Elijah challenges the prophets of Baal

1 Kings 18:1-15   In the third year of the drought (c.867BC), Elijah goes to Samaria to see King Ahab. En route he meets Obadiah, Ahab’s chief steward, who has tried valiantly to rescue the LORD’s prophets from the clutches of Jezebel. Elijah goes with Obadiah to meet Ahab (see 8 on Map 58).

1 Kings 18:16-24   Elijah rebukes King Ahab for abandoning the LORD and worshipping the gods of Sidon. He tells Ahab to assemble the people of Israel and the prophets of Baal (together with the prophets of the fertility goddess Asherah) on Mount Carmel (see 9 on Map 58). He challenges the people to make up their mind – to serve Baal or the LORD (Yahweh, the God of Israel).

1 Kings 18:25-40   Elijah tells the prophets of Baal to prepare a sacrifice and ask their god to consume the offering with fire. The prophets of Baal shout and dance all day, but nothing happens. Elijah then builds an altar and lays a bull on it as an offering to God. He pours water over the offering and the wood, and then prays, “LORD, you are the God of Abraham, Isaac and Israel... Prove that you are the God of Israel and that I am your servant” (1 Kings 18:36). The LORD sends down fire on the altar. The people shout “The LORD is God!” (1 Kings 18:39) and the four hundred and fifty prophets of Baal are put to death in the valley of the River Kishon.

 

An ancient stone altar at Mount Carmel

An ancient stone altar on Mount Carmel

 

1 Kings 18:46   Elijah then climbs to the top of Mt Carmel, looks west across the Mediterranean Sea and sees a small cloud on the horizon. He tells Ahab to return to Jezreel before heavy rain bogs down his chariot. Elijah runs ahead of the chariot to Jezreel (see 10 on Map 58).

1 Kings 19:1-4   Jezebel seeks revenge and Elijah hides before fleeing to Beersheba (see 11 on Map 58). From Beersheeba, Elijah walks into the desert and prays he might die.

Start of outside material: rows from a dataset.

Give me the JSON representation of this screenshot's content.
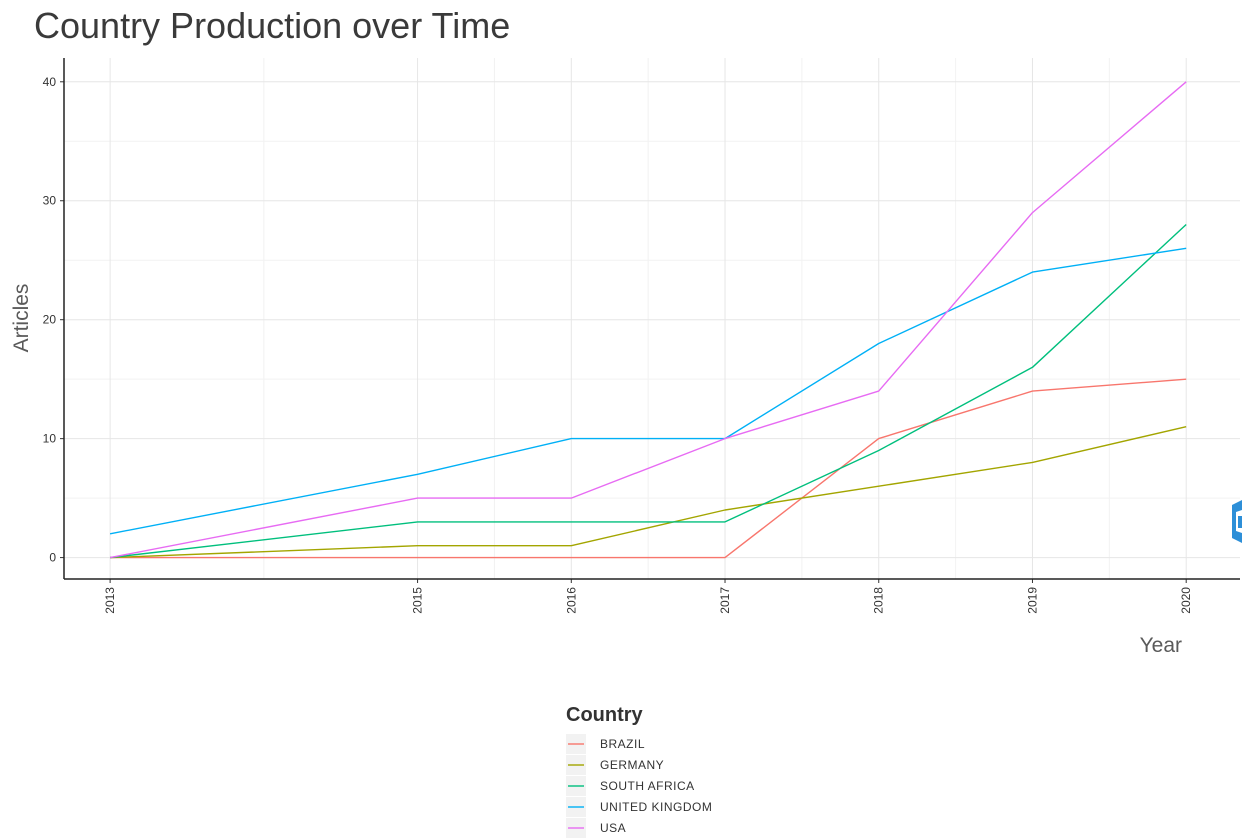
{
  "chart_data": {
    "type": "line",
    "title": "Country Production over Time",
    "xlabel": "Year",
    "ylabel": "Articles",
    "x": [
      2013,
      2015,
      2016,
      2017,
      2018,
      2019,
      2020
    ],
    "xlim": [
      2012.7,
      2020.35
    ],
    "ylim": [
      -1.8,
      42
    ],
    "y_ticks": [
      0,
      10,
      20,
      30,
      40
    ],
    "grid": true,
    "legend": {
      "title": "Country",
      "position": "bottom"
    },
    "series": [
      {
        "name": "BRAZIL",
        "color": "#F8766D",
        "values": [
          0,
          0,
          0,
          0,
          10,
          14,
          15
        ]
      },
      {
        "name": "GERMANY",
        "color": "#A3A500",
        "values": [
          0,
          1,
          1,
          4,
          6,
          8,
          11
        ]
      },
      {
        "name": "SOUTH AFRICA",
        "color": "#00BF7D",
        "values": [
          0,
          3,
          3,
          3,
          9,
          16,
          28
        ]
      },
      {
        "name": "UNITED KINGDOM",
        "color": "#00B0F6",
        "values": [
          2,
          7,
          10,
          10,
          18,
          24,
          26
        ]
      },
      {
        "name": "USA",
        "color": "#E76BF3",
        "values": [
          0,
          5,
          5,
          10,
          14,
          29,
          40
        ]
      }
    ]
  }
}
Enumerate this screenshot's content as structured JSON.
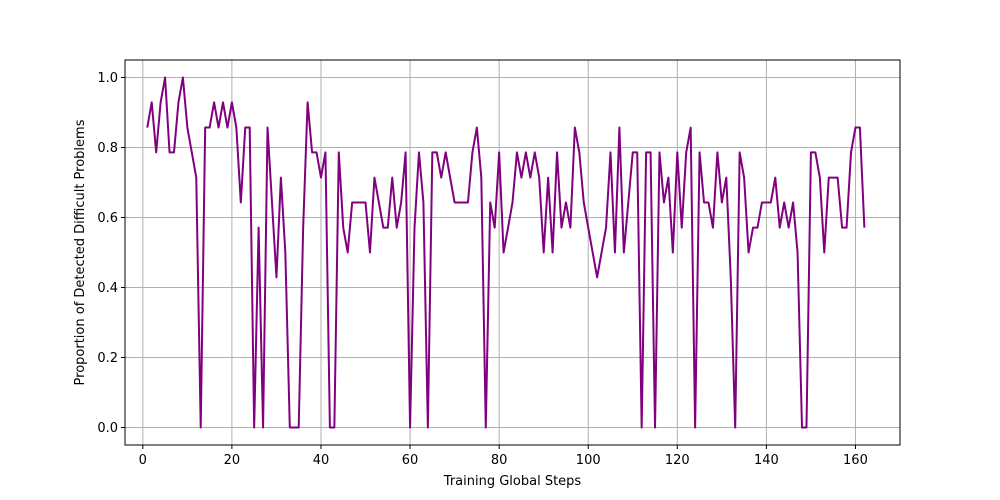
{
  "chart_data": {
    "type": "line",
    "title": "",
    "xlabel": "Training Global Steps",
    "ylabel": "Proportion of Detected Difficult Problems",
    "xlim": [
      -4,
      170
    ],
    "ylim": [
      -0.05,
      1.05
    ],
    "xticks": [
      0,
      20,
      40,
      60,
      80,
      100,
      120,
      140,
      160
    ],
    "yticks": [
      0.0,
      0.2,
      0.4,
      0.6,
      0.8,
      1.0
    ],
    "xtick_labels": [
      "0",
      "20",
      "40",
      "60",
      "80",
      "100",
      "120",
      "140",
      "160"
    ],
    "ytick_labels": [
      "0.0",
      "0.2",
      "0.4",
      "0.6",
      "0.8",
      "1.0"
    ],
    "grid": true,
    "series": [
      {
        "color": "#800080",
        "x": [
          1,
          2,
          3,
          4,
          5,
          6,
          7,
          8,
          9,
          10,
          11,
          12,
          13,
          14,
          15,
          16,
          17,
          18,
          19,
          20,
          21,
          22,
          23,
          24,
          25,
          26,
          27,
          28,
          29,
          30,
          31,
          32,
          33,
          34,
          35,
          36,
          37,
          38,
          39,
          40,
          41,
          42,
          43,
          44,
          45,
          46,
          47,
          48,
          49,
          50,
          51,
          52,
          53,
          54,
          55,
          56,
          57,
          58,
          59,
          60,
          61,
          62,
          63,
          64,
          65,
          66,
          67,
          68,
          69,
          70,
          71,
          72,
          73,
          74,
          75,
          76,
          77,
          78,
          79,
          80,
          81,
          82,
          83,
          84,
          85,
          86,
          87,
          88,
          89,
          90,
          91,
          92,
          93,
          94,
          95,
          96,
          97,
          98,
          99,
          100,
          101,
          102,
          103,
          104,
          105,
          106,
          107,
          108,
          109,
          110,
          111,
          112,
          113,
          114,
          115,
          116,
          117,
          118,
          119,
          120,
          121,
          122,
          123,
          124,
          125,
          126,
          127,
          128,
          129,
          130,
          131,
          132,
          133,
          134,
          135,
          136,
          137,
          138,
          139,
          140,
          141,
          142,
          143,
          144,
          145,
          146,
          147,
          148,
          149,
          150,
          151,
          152,
          153,
          154,
          155,
          156,
          157,
          158,
          159,
          160,
          161,
          162
        ],
        "y": [
          0.857,
          0.929,
          0.786,
          0.929,
          1.0,
          0.786,
          0.786,
          0.929,
          1.0,
          0.857,
          0.786,
          0.714,
          0.0,
          0.857,
          0.857,
          0.929,
          0.857,
          0.929,
          0.857,
          0.929,
          0.857,
          0.643,
          0.857,
          0.857,
          0.0,
          0.571,
          0.0,
          0.857,
          0.643,
          0.429,
          0.714,
          0.5,
          0.0,
          0.0,
          0.0,
          0.571,
          0.929,
          0.786,
          0.786,
          0.714,
          0.786,
          0.0,
          0.0,
          0.786,
          0.571,
          0.5,
          0.643,
          0.643,
          0.643,
          0.643,
          0.5,
          0.714,
          0.643,
          0.571,
          0.571,
          0.714,
          0.571,
          0.643,
          0.786,
          0.0,
          0.571,
          0.786,
          0.643,
          0.0,
          0.786,
          0.786,
          0.714,
          0.786,
          0.714,
          0.643,
          0.643,
          0.643,
          0.643,
          0.786,
          0.857,
          0.714,
          0.0,
          0.643,
          0.571,
          0.786,
          0.5,
          0.571,
          0.643,
          0.786,
          0.714,
          0.786,
          0.714,
          0.786,
          0.714,
          0.5,
          0.714,
          0.5,
          0.786,
          0.571,
          0.643,
          0.571,
          0.857,
          0.786,
          0.643,
          0.571,
          0.5,
          0.429,
          0.5,
          0.571,
          0.786,
          0.5,
          0.857,
          0.5,
          0.643,
          0.786,
          0.786,
          0.0,
          0.786,
          0.786,
          0.0,
          0.786,
          0.643,
          0.714,
          0.5,
          0.786,
          0.571,
          0.786,
          0.857,
          0.0,
          0.786,
          0.643,
          0.643,
          0.571,
          0.786,
          0.643,
          0.714,
          0.429,
          0.0,
          0.786,
          0.714,
          0.5,
          0.571,
          0.571,
          0.643,
          0.643,
          0.643,
          0.714,
          0.571,
          0.643,
          0.571,
          0.643,
          0.5,
          0.0,
          0.0,
          0.786,
          0.786,
          0.714,
          0.5,
          0.714,
          0.714,
          0.714,
          0.571,
          0.571,
          0.786,
          0.857,
          0.857,
          0.571
        ]
      }
    ]
  }
}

1 Kings 19:5-8   An angel sustains Elijah with food and water and he walks forty days across the desert to Mt Sinai (see 12 on Map 58).

 

Mount Carmel and Elijah’s flight to Beersheba

The Mount Carmel range (Hebrew ‘Kerem-El’ - ‘the Vineyard of God’) stretches inland from the Mediterranean coast at Haifa and runs south of the River Kishon and the Valley of Jezreel. It was one of the celebrated ‘high places’ where altars to the god Baal were commonplace and sacred wooden ‘Asherah poles’ (representing fruitful trees) were set up to worship the Sidonian fertility goddess, Asherah. Elijah challenged the prophets of Baal on their ‘home ground’ and claimed this ‘holy place’ for the one true God.

Today, visitors to Mount Carmel can look out across the River Kishon and towards the Mediterranean Sea from the Carmelite monastery at Daliyet el Carmel. Inside the chapel is a replica of the stone altar that Elijah built to make his sacrifice to God. Above the altar, Elijah is depicted praying beneath a locust bean (carob) tree.

 

View from Mount Carmel (Hanay)

View towards the Mediterranean Sea from Mount Carmel  (Hanay)

 

Elijah’s Cave at the foot of Mount Carmel in modern-day Haifa is said by Jewish tradition to be the cave in which Elijah hid from King Ahab before fleeing south towards Beersheba. The fortified Monastery of Mar Elias, on a hilltop to the north of Bethlehem, is believed to mark another spot where Elijah rested during his southbound flight from Queen Jezebel. The Greek Orthodox monastery - at which visitors are welcome - was built by the Byzantine Emperor Manuel I Komnenos in 1160AD.